I only felt comfortable once I had reached step 5 on all reported regressions.
> > For anything other than a .0 release - are we binary compatible with the
> > previous release(s)?
> > Roughly
> > 1: Are all symbols exported by the previous release still exported, and still
> > of the same type?
> > 2: Are all public structures where size matters the same?
> > 3: Do all other public structures start with the same members?
> OK. I'll assume that someone with decent C skills can code up some tests.
I don't think it's as important as what follows, as it's perfectly possible to
spot any change to C structures by vetting header files as they are merged,
and it's possible to spot most of the exports by diffing embed.fnc
> > 4: Does the candidate module *built with the previous release* pass its tests
> > when run with the pending release?
> Hmm. That's going to be a little trickier than what we can do easily
> by adapting normal CPAN testing setups, but not impossible.

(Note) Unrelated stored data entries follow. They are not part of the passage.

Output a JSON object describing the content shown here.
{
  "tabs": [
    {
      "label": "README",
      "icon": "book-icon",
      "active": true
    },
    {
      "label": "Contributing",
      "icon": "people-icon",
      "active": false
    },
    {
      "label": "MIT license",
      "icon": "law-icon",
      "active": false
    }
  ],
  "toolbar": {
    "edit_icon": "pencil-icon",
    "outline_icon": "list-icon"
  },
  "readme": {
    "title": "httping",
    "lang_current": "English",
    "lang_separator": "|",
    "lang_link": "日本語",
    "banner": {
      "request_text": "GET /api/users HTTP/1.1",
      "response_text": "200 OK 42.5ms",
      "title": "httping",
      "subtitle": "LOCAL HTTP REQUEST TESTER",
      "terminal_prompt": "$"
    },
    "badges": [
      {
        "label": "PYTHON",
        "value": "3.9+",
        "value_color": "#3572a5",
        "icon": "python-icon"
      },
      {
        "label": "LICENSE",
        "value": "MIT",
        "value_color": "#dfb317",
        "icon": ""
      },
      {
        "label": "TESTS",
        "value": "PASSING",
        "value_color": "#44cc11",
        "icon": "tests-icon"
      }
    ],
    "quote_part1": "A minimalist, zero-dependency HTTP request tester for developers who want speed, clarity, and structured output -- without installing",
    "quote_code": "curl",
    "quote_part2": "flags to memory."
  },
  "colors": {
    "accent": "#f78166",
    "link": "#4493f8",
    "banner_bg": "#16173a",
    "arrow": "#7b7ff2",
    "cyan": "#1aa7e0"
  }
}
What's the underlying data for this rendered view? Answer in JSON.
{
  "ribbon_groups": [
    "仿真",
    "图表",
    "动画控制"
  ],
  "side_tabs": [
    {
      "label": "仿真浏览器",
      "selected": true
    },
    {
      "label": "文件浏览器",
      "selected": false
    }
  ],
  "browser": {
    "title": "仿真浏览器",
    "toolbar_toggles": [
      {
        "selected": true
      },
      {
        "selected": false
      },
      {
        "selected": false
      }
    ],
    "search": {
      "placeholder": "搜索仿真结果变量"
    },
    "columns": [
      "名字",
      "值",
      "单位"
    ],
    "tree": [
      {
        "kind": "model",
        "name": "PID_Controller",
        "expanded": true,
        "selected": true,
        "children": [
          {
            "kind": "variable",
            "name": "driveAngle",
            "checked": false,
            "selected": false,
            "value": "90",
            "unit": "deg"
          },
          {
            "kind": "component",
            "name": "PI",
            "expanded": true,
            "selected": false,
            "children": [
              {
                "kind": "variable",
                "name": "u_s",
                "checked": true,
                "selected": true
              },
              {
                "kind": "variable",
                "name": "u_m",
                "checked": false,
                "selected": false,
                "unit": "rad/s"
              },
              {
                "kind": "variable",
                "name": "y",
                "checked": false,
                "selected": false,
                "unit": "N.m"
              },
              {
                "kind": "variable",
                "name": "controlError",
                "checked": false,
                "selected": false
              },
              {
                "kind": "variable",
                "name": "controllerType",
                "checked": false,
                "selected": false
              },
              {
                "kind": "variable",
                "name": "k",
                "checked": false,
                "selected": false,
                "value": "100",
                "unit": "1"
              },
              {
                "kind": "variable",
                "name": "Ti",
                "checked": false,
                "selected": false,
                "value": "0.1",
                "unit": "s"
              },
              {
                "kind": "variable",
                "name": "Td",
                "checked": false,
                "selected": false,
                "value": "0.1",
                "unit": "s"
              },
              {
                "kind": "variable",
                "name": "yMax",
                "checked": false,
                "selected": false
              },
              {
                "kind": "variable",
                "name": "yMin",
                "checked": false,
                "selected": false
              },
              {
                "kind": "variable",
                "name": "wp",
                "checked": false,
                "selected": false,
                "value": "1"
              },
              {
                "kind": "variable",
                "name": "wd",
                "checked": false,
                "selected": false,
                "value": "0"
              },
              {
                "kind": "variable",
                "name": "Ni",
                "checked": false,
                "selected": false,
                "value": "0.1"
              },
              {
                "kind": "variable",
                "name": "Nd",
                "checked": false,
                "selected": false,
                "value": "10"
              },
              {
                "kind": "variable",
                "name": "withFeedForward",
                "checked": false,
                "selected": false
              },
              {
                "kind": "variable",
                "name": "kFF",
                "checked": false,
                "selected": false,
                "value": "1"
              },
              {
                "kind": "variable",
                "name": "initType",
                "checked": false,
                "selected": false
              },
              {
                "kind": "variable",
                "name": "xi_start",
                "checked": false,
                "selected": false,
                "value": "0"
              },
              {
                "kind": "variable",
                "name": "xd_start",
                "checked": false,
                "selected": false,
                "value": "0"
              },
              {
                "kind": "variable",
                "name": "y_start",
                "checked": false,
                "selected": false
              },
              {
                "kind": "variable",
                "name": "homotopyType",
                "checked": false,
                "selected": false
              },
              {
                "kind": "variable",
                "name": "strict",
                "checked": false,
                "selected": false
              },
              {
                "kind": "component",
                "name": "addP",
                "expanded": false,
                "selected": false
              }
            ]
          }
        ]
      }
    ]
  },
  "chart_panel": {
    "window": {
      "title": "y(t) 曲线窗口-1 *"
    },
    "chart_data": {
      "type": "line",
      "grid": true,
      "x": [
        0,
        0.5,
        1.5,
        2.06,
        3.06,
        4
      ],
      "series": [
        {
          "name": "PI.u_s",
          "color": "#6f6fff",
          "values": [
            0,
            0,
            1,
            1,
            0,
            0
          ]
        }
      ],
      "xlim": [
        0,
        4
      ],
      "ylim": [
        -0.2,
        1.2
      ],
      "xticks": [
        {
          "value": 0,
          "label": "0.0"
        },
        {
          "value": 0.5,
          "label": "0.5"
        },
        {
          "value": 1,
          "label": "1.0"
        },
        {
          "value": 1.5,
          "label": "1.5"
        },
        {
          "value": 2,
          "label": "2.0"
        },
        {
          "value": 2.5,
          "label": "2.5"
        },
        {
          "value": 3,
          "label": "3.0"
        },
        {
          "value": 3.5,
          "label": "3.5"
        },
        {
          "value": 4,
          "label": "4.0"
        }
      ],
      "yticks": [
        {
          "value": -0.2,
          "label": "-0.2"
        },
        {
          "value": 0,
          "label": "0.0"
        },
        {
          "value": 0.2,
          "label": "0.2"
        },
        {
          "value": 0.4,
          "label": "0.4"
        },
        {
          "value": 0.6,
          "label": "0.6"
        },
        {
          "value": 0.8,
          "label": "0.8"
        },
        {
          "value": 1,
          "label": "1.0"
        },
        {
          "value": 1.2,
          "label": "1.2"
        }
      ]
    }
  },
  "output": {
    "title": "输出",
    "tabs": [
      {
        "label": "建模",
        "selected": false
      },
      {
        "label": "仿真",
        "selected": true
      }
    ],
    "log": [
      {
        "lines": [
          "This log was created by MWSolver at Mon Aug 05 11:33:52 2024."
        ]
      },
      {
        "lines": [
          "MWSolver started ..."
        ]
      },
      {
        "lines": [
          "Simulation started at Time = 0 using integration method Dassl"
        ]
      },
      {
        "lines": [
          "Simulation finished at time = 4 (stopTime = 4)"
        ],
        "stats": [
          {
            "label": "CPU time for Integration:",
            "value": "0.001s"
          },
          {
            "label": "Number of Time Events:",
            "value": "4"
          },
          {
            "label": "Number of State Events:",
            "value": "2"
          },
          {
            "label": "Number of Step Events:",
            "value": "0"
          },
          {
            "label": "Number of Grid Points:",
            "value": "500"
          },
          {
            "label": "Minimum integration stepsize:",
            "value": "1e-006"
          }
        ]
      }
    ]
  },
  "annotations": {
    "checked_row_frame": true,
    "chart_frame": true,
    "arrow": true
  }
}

It's also the one that can't be spotted by diff inspection, and hence why
regressions such as http://rt.perl.org/rt3/Ticket/Display.html?id=63886
If you're up for the challenge, and have the time, it's actually the one
that I think would be most interesting to have automated testing for first.
(Although scaling up whatever Andreas and Slaven did to simply identify
"1: Which modules changed state?" right at the top, and no more, would be
* It should be noted that all of the signals that we built for the S&T
department in the period 1995-2005 still exist, are in use, and may well
outlive me. I believe that all of the software I was paid to write in that
period has disappeared without trace, with the exception of open source that
escaped. There is a certain satisfaction in steelwork.